Despite the continuous wet, the warmer temperatures and longer daylight hours always make you feel more optimistic. Spring and all that it brings gives you a higher step and a smile on everyone’s face. The senses are alive with the smell of freshly mown grass, the sound of bees humming and the emergence of new leaves from dormant trees and freshly planted crops. There is a sense of excitement as to what the new season will bring. It just feels great to be part of the horticultural industry.
Our industry has many great attributes both inside and outside our farm gates. I am privileged to see so many different aspects of it. Last month we held the final for the Young Grower of the Year competition. The final showcases our very best. They are the champions of the horticulture industry. Held in Christchurch over a day and an evening, the regional winners came together to see who had the superior skills and knowledge in our industry. Congratulations to the five contestants - each of you did an excellent job. The competition was tough and hard fought. Well done to Erin Atkinson, of Te Puke, who took out the Young Grower of the Year and Young Fruit Grower of the Year, while Scott Wilcox won the Young Vegetable Grower of the Year. It would be great to be able to use these talented champions by taking them into the schools and communities around the country.
I also enjoy the industry forums. These are like a horticultural family gathering for a common good.Whilst we are at different “ages and stages” they are an opportunity to update everyone about what is happening in each others’ patches and to discuss and tackle common issues.We have three horticulture industry forums a year in February, August and December. The August one coincides with the Young Grower of the Year competition. All product groups and grower associations are invited to these events and most of their chairs and managers attend. It is healthy to report that we don’t always agree on some matters, but we respect each other’s position. I stress that the forums are not a talk fest but add real value for the groups that attend. The information shared and the views formed are beneficial for those that participate. I know some groups report the minutes back to their growers.

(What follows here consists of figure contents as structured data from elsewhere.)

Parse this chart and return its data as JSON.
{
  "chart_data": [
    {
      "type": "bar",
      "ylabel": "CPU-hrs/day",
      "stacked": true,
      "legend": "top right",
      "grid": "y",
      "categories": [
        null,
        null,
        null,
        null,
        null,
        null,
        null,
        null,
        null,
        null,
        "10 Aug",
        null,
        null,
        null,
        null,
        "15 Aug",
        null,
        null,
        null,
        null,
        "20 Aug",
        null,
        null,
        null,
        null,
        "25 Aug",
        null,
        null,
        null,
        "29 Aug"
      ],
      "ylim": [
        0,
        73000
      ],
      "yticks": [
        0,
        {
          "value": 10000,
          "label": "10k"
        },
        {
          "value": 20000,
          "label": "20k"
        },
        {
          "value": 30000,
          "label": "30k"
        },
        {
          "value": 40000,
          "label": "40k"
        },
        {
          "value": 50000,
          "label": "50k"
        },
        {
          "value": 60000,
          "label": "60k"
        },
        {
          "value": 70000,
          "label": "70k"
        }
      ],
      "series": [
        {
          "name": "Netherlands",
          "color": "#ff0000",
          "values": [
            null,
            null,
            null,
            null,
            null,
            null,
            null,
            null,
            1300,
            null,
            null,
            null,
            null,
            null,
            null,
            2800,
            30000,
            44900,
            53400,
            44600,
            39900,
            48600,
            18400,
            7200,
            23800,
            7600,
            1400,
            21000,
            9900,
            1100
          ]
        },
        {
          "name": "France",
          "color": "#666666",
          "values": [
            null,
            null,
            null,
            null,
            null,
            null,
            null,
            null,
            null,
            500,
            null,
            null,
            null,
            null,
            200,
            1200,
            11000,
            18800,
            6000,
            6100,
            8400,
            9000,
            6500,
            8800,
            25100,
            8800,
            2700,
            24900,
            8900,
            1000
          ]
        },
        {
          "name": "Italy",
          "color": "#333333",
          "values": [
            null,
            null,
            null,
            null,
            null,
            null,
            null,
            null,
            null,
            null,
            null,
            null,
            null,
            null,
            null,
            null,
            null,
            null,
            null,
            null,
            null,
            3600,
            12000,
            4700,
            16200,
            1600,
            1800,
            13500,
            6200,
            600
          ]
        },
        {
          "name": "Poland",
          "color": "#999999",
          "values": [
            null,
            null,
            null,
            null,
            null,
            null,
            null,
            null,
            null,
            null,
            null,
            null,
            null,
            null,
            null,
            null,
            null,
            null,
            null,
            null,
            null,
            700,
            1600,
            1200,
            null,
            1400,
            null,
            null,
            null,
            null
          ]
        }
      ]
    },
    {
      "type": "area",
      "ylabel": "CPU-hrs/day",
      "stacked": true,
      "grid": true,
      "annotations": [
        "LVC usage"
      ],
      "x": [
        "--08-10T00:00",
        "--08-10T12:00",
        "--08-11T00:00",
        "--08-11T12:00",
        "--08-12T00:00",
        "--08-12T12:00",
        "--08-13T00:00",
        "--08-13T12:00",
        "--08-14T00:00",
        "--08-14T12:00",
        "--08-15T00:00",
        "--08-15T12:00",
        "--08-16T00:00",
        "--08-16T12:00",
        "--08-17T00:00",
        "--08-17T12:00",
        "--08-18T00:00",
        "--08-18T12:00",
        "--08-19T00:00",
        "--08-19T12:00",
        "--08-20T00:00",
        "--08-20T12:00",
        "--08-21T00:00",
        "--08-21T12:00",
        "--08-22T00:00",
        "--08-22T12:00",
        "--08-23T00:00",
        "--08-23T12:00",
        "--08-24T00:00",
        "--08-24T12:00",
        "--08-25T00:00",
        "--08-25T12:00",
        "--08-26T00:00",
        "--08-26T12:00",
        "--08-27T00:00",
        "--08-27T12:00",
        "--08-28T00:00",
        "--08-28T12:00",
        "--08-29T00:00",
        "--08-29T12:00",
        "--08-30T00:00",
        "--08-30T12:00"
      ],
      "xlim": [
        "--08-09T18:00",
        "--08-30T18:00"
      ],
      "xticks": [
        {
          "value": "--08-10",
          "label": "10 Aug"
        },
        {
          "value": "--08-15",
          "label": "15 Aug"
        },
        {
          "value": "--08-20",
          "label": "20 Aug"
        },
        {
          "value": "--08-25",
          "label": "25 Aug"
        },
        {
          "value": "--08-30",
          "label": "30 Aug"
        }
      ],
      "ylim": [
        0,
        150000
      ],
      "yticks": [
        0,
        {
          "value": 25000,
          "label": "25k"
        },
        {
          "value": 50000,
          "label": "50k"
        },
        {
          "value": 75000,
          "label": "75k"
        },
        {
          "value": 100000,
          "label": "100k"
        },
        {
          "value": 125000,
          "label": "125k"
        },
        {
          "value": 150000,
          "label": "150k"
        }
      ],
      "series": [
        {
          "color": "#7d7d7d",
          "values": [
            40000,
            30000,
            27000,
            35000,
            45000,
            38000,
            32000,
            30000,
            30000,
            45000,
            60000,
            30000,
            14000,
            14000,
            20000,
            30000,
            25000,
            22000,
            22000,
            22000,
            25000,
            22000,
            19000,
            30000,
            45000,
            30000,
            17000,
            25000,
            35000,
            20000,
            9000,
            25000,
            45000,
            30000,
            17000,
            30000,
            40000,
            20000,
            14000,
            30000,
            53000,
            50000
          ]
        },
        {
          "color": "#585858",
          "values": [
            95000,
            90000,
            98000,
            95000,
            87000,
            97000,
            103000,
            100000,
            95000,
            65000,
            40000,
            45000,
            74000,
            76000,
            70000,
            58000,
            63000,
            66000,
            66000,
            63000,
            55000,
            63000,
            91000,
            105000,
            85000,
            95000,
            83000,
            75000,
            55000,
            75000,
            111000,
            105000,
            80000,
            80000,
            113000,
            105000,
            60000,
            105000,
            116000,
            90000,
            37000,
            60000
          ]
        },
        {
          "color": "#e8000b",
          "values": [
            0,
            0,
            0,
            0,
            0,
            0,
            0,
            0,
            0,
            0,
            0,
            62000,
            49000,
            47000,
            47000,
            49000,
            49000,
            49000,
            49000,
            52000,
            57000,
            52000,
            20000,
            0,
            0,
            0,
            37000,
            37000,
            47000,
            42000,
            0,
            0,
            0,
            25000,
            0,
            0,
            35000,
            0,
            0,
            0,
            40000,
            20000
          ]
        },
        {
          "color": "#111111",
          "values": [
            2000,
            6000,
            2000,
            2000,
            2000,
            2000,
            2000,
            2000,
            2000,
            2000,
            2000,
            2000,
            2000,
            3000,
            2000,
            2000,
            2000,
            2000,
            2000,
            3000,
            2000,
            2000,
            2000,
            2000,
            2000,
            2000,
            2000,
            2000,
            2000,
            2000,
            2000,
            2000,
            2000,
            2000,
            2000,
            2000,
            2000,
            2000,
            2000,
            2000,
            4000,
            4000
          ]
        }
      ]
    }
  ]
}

Alongside and in addition to the forums a number of the groups come together to work on specific issues.They report back regularly. The Horticultural Capability Group is a good example of this. This group was formed to look at the labour needs of the horticultural industry at all levels. They have formulated a strategy to gather information about the labour needs of our industry over time, identify possible solutions, the resources required and create and implement ways to fill the current gap.
September is also the month for our New Zealand general election. As voting is just about upon us it is only fitting that I comment briefly on it. Unfortunately, the political race for a job for the next three years and whose hand is on the steering wheel, seems to bring the worst out in some people. For the past couple of months we have had the usual stone-turning, delving into the private lives of politicians and those hoping to become one. Unfortunately the media scrum that follows completely misses the important stuff such as the policies the parties will stand behind for the next three years.
Over the last few months Horticulture New Zealand has commented on a number of policies that affect our industry both negatively and positively. We have had our election manifesto out and around all the main parties to get their view on the issues dear to us.You can find their responses on pages 14-17. Ultimately the New Zealand public will decide who governs the country for the next term. I urge you all to carefully read the policies that parties have formulated before voting on September 23. Election day is an important day in spring to exercise your democratic right, remember we will all be living with the consequences for the next three years. Vote wisely.
“Election day is an important day in spring to exercise your democratic right, remember we will all be living with the consequences for the next three years. Vote wisely.”